Creating a regenerative building in Southern Ontario

Cross-laminated timber soffit
CLT was used in the York Region Forest Stewardship Education Centre (YRFSEC) project. One example can be found with this soffit.

Regenerative design and development
Most of today’s green buildings aim to deliver a ‘do less harm’ model of sustainability. The problem with this approach is it can only slow the rate at which damage is inflicted on the environment. This also begs the question: what about the existing problems? The YRFSEC focused not only on reducing harm to the environment, but also actually being a positive contributor to the nature surrounding it.

Over the past two centuries, humans have used up natural resources that took billions of years to develop. Problems such as drought, forest fires, drained aquifers, eroded hillsides, decreasing biodiversity, and contaminated water bodies can all be linked to development processes that are constantly spending natural capital without doing anything to ‘top up’ the account. To quote author and thought leader on natural resource restoration, Storm Cunningham: “Sustainable development? Who wants to sustain this mess?”

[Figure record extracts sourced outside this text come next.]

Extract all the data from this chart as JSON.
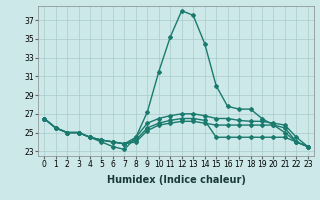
{
  "xlabel": "Humidex (Indice chaleur)",
  "x": [
    0,
    1,
    2,
    3,
    4,
    5,
    6,
    7,
    8,
    9,
    10,
    11,
    12,
    13,
    14,
    15,
    16,
    17,
    18,
    19,
    20,
    21,
    22,
    23
  ],
  "series": [
    [
      26.5,
      25.5,
      25.0,
      25.0,
      24.5,
      24.0,
      23.5,
      23.2,
      24.5,
      27.2,
      31.5,
      35.2,
      38.0,
      37.5,
      34.5,
      30.0,
      27.8,
      27.5,
      27.5,
      26.5,
      25.8,
      25.0,
      24.0,
      23.5
    ],
    [
      26.5,
      25.5,
      25.0,
      25.0,
      24.5,
      24.2,
      24.0,
      23.8,
      24.5,
      26.0,
      26.5,
      26.8,
      27.0,
      27.0,
      26.8,
      26.5,
      26.5,
      26.3,
      26.2,
      26.2,
      26.0,
      25.8,
      24.5,
      23.5
    ],
    [
      26.5,
      25.5,
      25.0,
      25.0,
      24.5,
      24.2,
      24.0,
      23.8,
      24.2,
      25.5,
      26.0,
      26.3,
      26.5,
      26.5,
      26.3,
      24.5,
      24.5,
      24.5,
      24.5,
      24.5,
      24.5,
      24.5,
      24.0,
      23.5
    ],
    [
      26.5,
      25.5,
      25.0,
      25.0,
      24.5,
      24.2,
      24.0,
      23.8,
      24.0,
      25.2,
      25.8,
      26.0,
      26.2,
      26.2,
      26.0,
      25.8,
      25.8,
      25.8,
      25.8,
      25.8,
      25.8,
      25.5,
      24.0,
      23.5
    ]
  ],
  "line_color": "#1a7a6e",
  "bg_color": "#cce8e8",
  "grid_color": "#aacccc",
  "ylim": [
    22.5,
    38.5
  ],
  "yticks": [
    23,
    25,
    27,
    29,
    31,
    33,
    35,
    37
  ],
  "xlim": [
    -0.5,
    23.5
  ],
  "marker": "D",
  "marker_size": 2,
  "line_width": 1.0,
  "tick_fontsize": 5.5,
  "label_fontsize": 7.0
}
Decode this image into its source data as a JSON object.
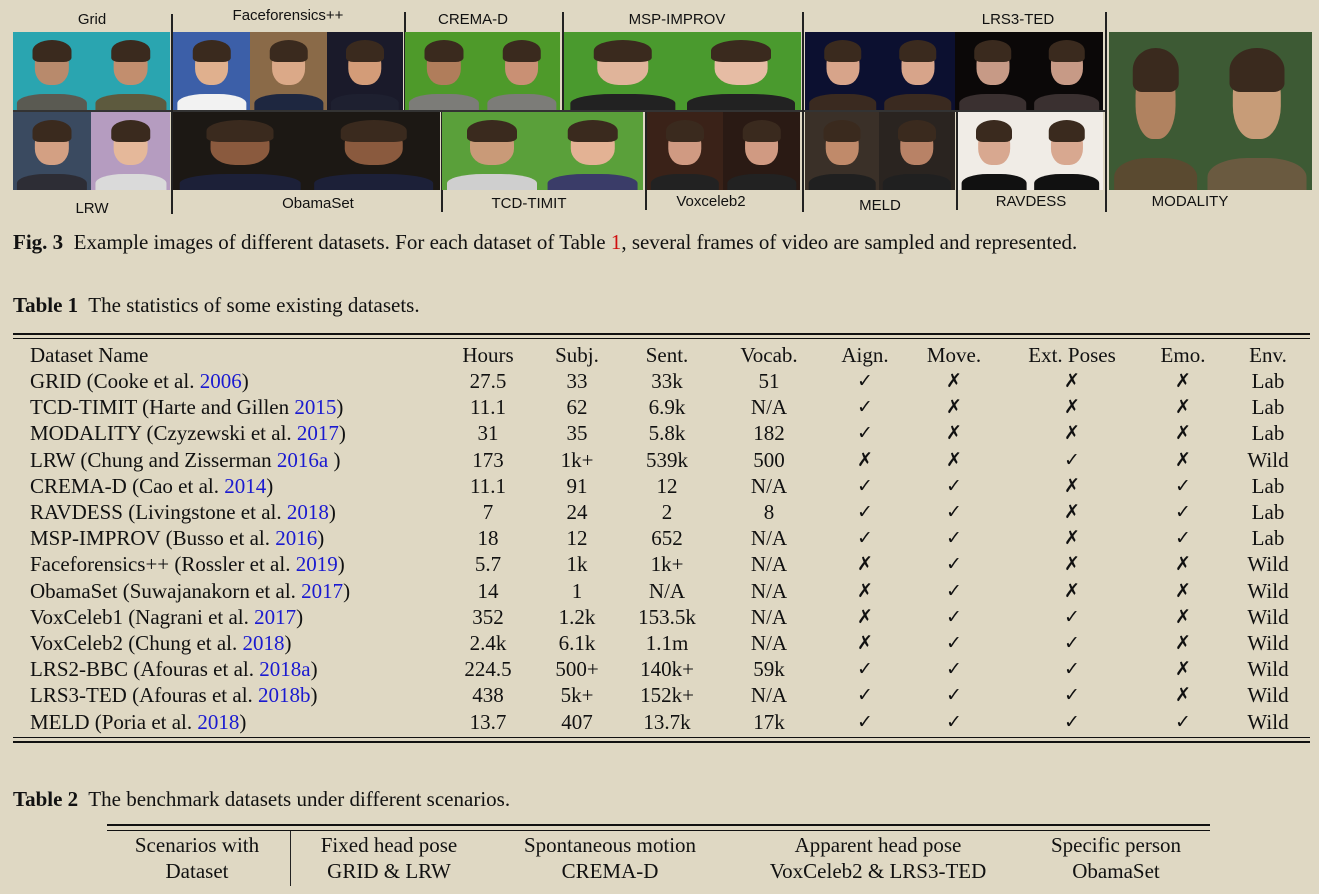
{
  "figure": {
    "labels": [
      "Grid",
      "Faceforensics++",
      "CREMA-D",
      "MSP-IMPROV",
      "LRS3-TED",
      "LRW",
      "ObamaSet",
      "TCD-TIMIT",
      "Voxceleb2",
      "MELD",
      "RAVDESS",
      "MODALITY"
    ],
    "caption_label": "Fig. 3",
    "caption_pre": "Example images of different datasets. For each dataset of Table ",
    "caption_ref": "1",
    "caption_post": ", several frames of video are sampled and represented."
  },
  "table1": {
    "caption_label": "Table 1",
    "caption_text": "The statistics of some existing datasets.",
    "headers": [
      "Dataset Name",
      "Hours",
      "Subj.",
      "Sent.",
      "Vocab.",
      "Aign.",
      "Move.",
      "Ext. Poses",
      "Emo.",
      "Env."
    ],
    "rows": [
      {
        "pre": "GRID (Cooke et al. ",
        "year": "2006",
        "post": ")",
        "cells": [
          "27.5",
          "33",
          "33k",
          "51",
          "✓",
          "✗",
          "✗",
          "✗",
          "Lab"
        ]
      },
      {
        "pre": "TCD-TIMIT (Harte and Gillen ",
        "year": "2015",
        "post": ")",
        "cells": [
          "11.1",
          "62",
          "6.9k",
          "N/A",
          "✓",
          "✗",
          "✗",
          "✗",
          "Lab"
        ]
      },
      {
        "pre": "MODALITY (Czyzewski et al. ",
        "year": "2017",
        "post": ")",
        "cells": [
          "31",
          "35",
          "5.8k",
          "182",
          "✓",
          "✗",
          "✗",
          "✗",
          "Lab"
        ]
      },
      {
        "pre": "LRW (Chung and Zisserman ",
        "year": "2016a",
        "post": " )",
        "cells": [
          "173",
          "1k+",
          "539k",
          "500",
          "✗",
          "✗",
          "✓",
          "✗",
          "Wild"
        ]
      },
      {
        "pre": "CREMA-D (Cao et al. ",
        "year": "2014",
        "post": ")",
        "cells": [
          "11.1",
          "91",
          "12",
          "N/A",
          "✓",
          "✓",
          "✗",
          "✓",
          "Lab"
        ]
      },
      {
        "pre": "RAVDESS (Livingstone et al. ",
        "year": "2018",
        "post": ")",
        "cells": [
          "7",
          "24",
          "2",
          "8",
          "✓",
          "✓",
          "✗",
          "✓",
          "Lab"
        ]
      },
      {
        "pre": "MSP-IMPROV (Busso et al. ",
        "year": "2016",
        "post": ")",
        "cells": [
          "18",
          "12",
          "652",
          "N/A",
          "✓",
          "✓",
          "✗",
          "✓",
          "Lab"
        ]
      },
      {
        "pre": "Faceforensics++ (Rossler et al. ",
        "year": "2019",
        "post": ")",
        "cells": [
          "5.7",
          "1k",
          "1k+",
          "N/A",
          "✗",
          "✓",
          "✗",
          "✗",
          "Wild"
        ]
      },
      {
        "pre": "ObamaSet (Suwajanakorn et al. ",
        "year": "2017",
        "post": ")",
        "cells": [
          "14",
          "1",
          "N/A",
          "N/A",
          "✗",
          "✓",
          "✗",
          "✗",
          "Wild"
        ]
      },
      {
        "pre": "VoxCeleb1 (Nagrani et al. ",
        "year": "2017",
        "post": ")",
        "cells": [
          "352",
          "1.2k",
          "153.5k",
          "N/A",
          "✗",
          "✓",
          "✓",
          "✗",
          "Wild"
        ]
      },
      {
        "pre": "VoxCeleb2 (Chung et al. ",
        "year": "2018",
        "post": ")",
        "cells": [
          "2.4k",
          "6.1k",
          "1.1m",
          "N/A",
          "✗",
          "✓",
          "✓",
          "✗",
          "Wild"
        ]
      },
      {
        "pre": "LRS2-BBC (Afouras et al. ",
        "year": "2018a",
        "post": ")",
        "cells": [
          "224.5",
          "500+",
          "140k+",
          "59k",
          "✓",
          "✓",
          "✓",
          "✗",
          "Wild"
        ]
      },
      {
        "pre": "LRS3-TED (Afouras et al. ",
        "year": "2018b",
        "post": ")",
        "cells": [
          "438",
          "5k+",
          "152k+",
          "N/A",
          "✓",
          "✓",
          "✓",
          "✗",
          "Wild"
        ]
      },
      {
        "pre": "MELD (Poria et al. ",
        "year": "2018",
        "post": ")",
        "cells": [
          "13.7",
          "407",
          "13.7k",
          "17k",
          "✓",
          "✓",
          "✓",
          "✓",
          "Wild"
        ]
      }
    ]
  },
  "table2": {
    "caption_label": "Table 2",
    "caption_text": "The benchmark datasets under different scenarios.",
    "row1": [
      "Scenarios with",
      "Fixed head pose",
      "Spontaneous motion",
      "Apparent head pose",
      "Specific person"
    ],
    "row2": [
      "Dataset",
      "GRID & LRW",
      "CREMA-D",
      "VoxCeleb2 & LRS3-TED",
      "ObamaSet"
    ]
  }
}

Rather than attempting to sustain the current level of decreasing ecological health and biodiversity, the focus should now be on restoring and regenerating. Design should be about repairing the ecological harm done by humans and moving to a state where ecosystems can function as intended.

At its core, regenerative development aims to enhance the ecosystem around it by producing a surplus of clean energy, water, habitat, and ecosystem services. It also aims to restore social capital, enhancing equality and prosperity in the surrounding community. For YRFSEC, there is an opportunity to ‘do well by doing good.’ By designing a building that supports and contributes to its surrounding ecosystem, it not only creates a structure meeting its functional requirements, but does so in balance with the environment and the local community.

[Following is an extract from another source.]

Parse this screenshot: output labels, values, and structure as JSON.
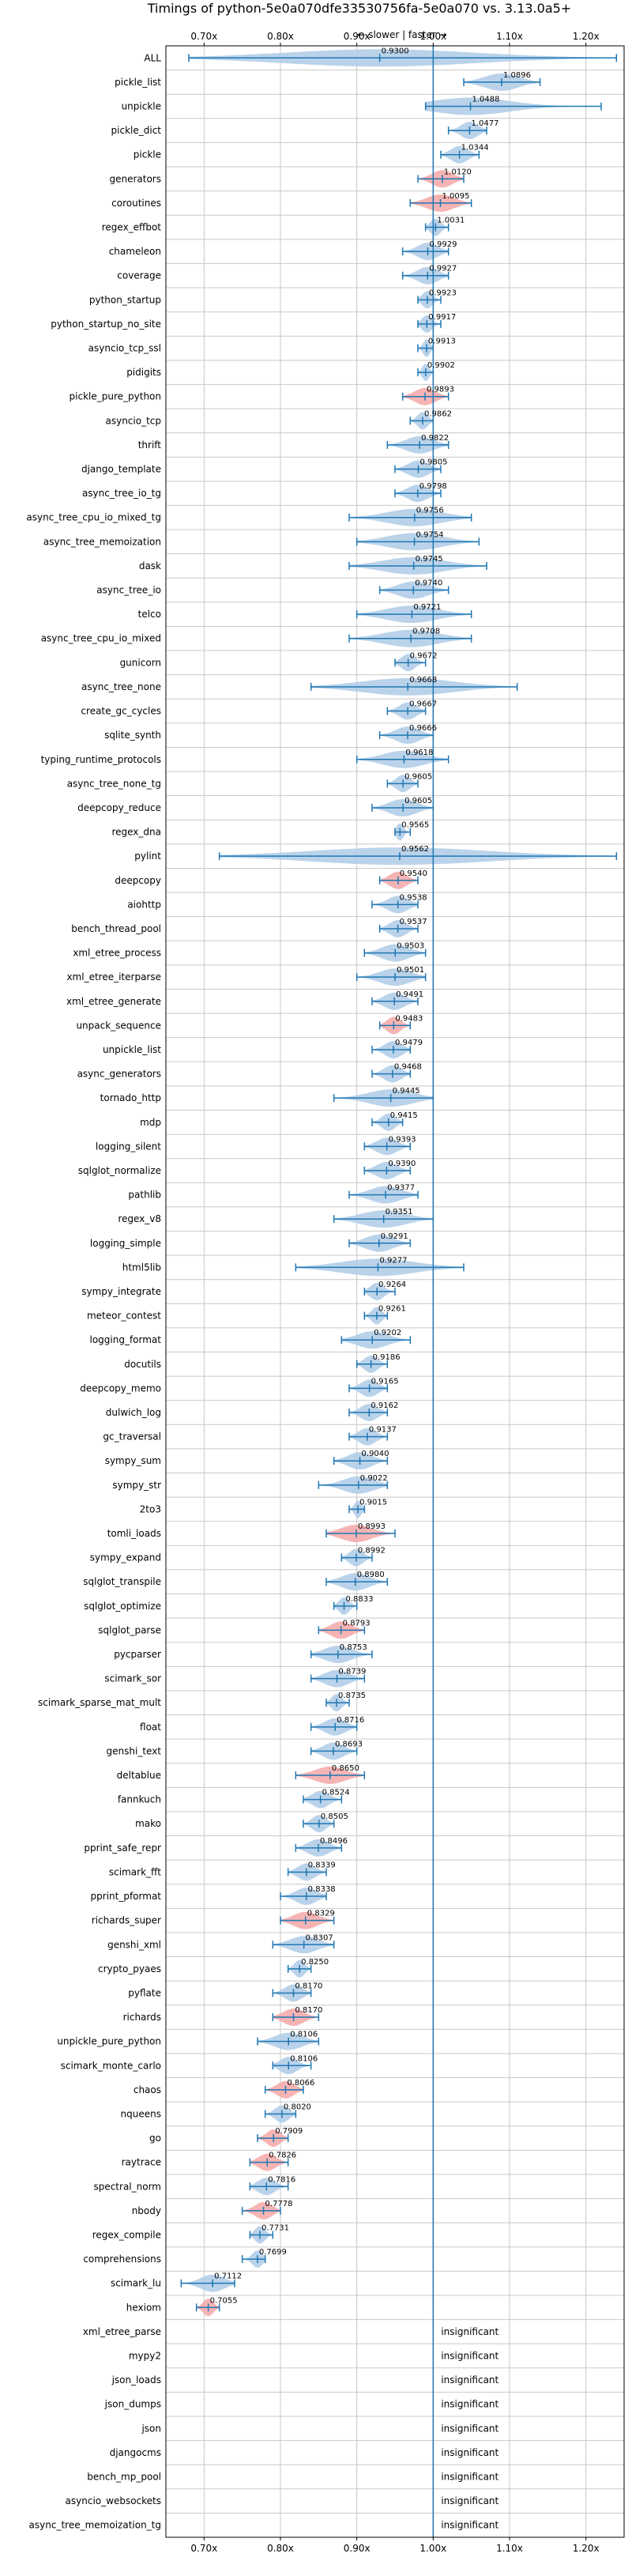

This model of regenerative development may seem like a giant leap, but the founding principles are displayed daily as life regenerates. However, it does require the support of a client with tremendous foresight. York Region has been firmly committed to the ambitions of the YRFSEC and has understood from an early stage the legacy of regenerative development, and specifically, its embodiment in the project, will reap benefits for the community for years to come.

York Region partnered with the firm DIALOG and began an integrated design process (IDP) allowing participation in the process by a diverse group of users and stakeholders including forestry experts, landscapers, educators, and project managers. Community Forests International, a not-for-profit organization practicing forest stewardship in both Canada and Tanzania also facilitated workshops on education and engagement. As a result, a key mission statement for the project emerged: design a LEED Platinum building that might also be one of Canada’s first Living Building Challenge-certified projects.

The Living Building Challenge
In the mid-2000s, the Cascadia Green Building Council launched a program that completely reimagined how buildings would interact with the world around them. The Living Building Challenge is designed to encourage the transformation of the world to be socially just, culturally rich, and ecologically restorative. Now administered by the International Living Futures Institute (ILFI), the LBC is the world’s most advanced measure of sustainability in the built environment.

The challenge focuses on the metaphor of the building as a flower: it reflects its native bioregion, it generates its own energy, it captures and treats all of its water, and it is beautiful.

Building design and performance have seven ‘petals:’ place, water, energy, health and happiness, materials, equity, and beauty. Within these petals are 20 imperatives, prescriptive- or performance- based goals that contribute to the overarching goals of sustainability, equity, and regeneration.